In another article, Khloptov sheds light on the root problem: Russian engineers simply couldn’t find an economical way to stuff an autoloader capable of carrying the nearly meter-long Vacuum rounds into the cramped turrets of the older Russian tanks. Apparently, in the early 2000s the Omsk factory studied building a dual-feed autoloader, in which the longer sabot shells were stowed in a separate horizontally-inclined mechanism. However, the new system would have required lengthening the tank chassis and adding a seventh roadwheel. As this defeated the goal of saving costs by upgrading older vehicles, the revised turret was abandoned in 2009.

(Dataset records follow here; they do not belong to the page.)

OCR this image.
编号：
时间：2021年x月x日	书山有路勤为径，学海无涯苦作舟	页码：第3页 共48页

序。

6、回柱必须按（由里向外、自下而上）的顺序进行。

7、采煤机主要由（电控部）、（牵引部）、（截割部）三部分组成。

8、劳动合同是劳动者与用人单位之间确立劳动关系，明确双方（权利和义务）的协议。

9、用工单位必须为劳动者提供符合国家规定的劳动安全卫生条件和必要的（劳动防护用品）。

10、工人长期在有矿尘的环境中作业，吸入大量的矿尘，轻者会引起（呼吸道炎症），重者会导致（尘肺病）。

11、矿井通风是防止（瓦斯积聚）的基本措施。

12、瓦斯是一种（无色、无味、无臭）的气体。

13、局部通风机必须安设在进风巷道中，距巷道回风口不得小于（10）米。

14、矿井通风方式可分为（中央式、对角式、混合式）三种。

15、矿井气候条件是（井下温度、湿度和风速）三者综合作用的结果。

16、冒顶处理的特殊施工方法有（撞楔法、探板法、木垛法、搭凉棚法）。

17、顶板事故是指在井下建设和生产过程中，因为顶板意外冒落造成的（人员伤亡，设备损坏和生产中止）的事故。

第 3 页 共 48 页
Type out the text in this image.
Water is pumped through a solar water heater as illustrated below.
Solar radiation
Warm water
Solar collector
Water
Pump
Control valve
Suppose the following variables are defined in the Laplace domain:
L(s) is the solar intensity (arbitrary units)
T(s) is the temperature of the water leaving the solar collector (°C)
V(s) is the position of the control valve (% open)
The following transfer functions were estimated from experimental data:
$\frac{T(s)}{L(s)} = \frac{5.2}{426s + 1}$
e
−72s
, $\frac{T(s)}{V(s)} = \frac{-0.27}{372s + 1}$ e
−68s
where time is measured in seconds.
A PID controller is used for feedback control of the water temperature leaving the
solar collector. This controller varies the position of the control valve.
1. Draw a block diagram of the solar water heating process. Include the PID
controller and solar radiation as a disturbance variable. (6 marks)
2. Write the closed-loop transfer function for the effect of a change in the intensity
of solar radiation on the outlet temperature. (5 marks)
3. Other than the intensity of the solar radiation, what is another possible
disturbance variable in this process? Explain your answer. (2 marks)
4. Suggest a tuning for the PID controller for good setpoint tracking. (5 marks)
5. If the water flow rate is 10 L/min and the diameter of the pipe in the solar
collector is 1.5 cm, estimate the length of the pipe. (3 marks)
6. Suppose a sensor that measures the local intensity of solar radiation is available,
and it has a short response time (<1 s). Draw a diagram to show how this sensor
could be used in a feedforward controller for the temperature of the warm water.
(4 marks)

A more successful approach was to carve 80-millimeter-deep chunks out of each side of a T-72 or T-90 tank turret to accommodate a wider-diameter autoloader. The cuts were patched with extra armor on the exterior, and a modified firing mechanism proved capable of loading the shells. This modification may have been used on unique T-72 and T-90s testbed tanks outfitted with a 2A82 gun. However, Khlopotov comments:
“2A82 will not even be on the forthcoming Russian Army T-90M MBT. Simply because it turned Russia’s industrial sector cannot produce it.” Khlopotov blames mismanagement of the Russian metallurgical industry. Thus, while Russia may finally have a 125-millimeter sabot round that can threaten Western main battle tanks at range, only its handful of new T-14s tank are capable of actually using it. Optimistic claims that the 2A82 gun could be retrofitted to numerous older T-90s and T-72s so far appear not to have materialized.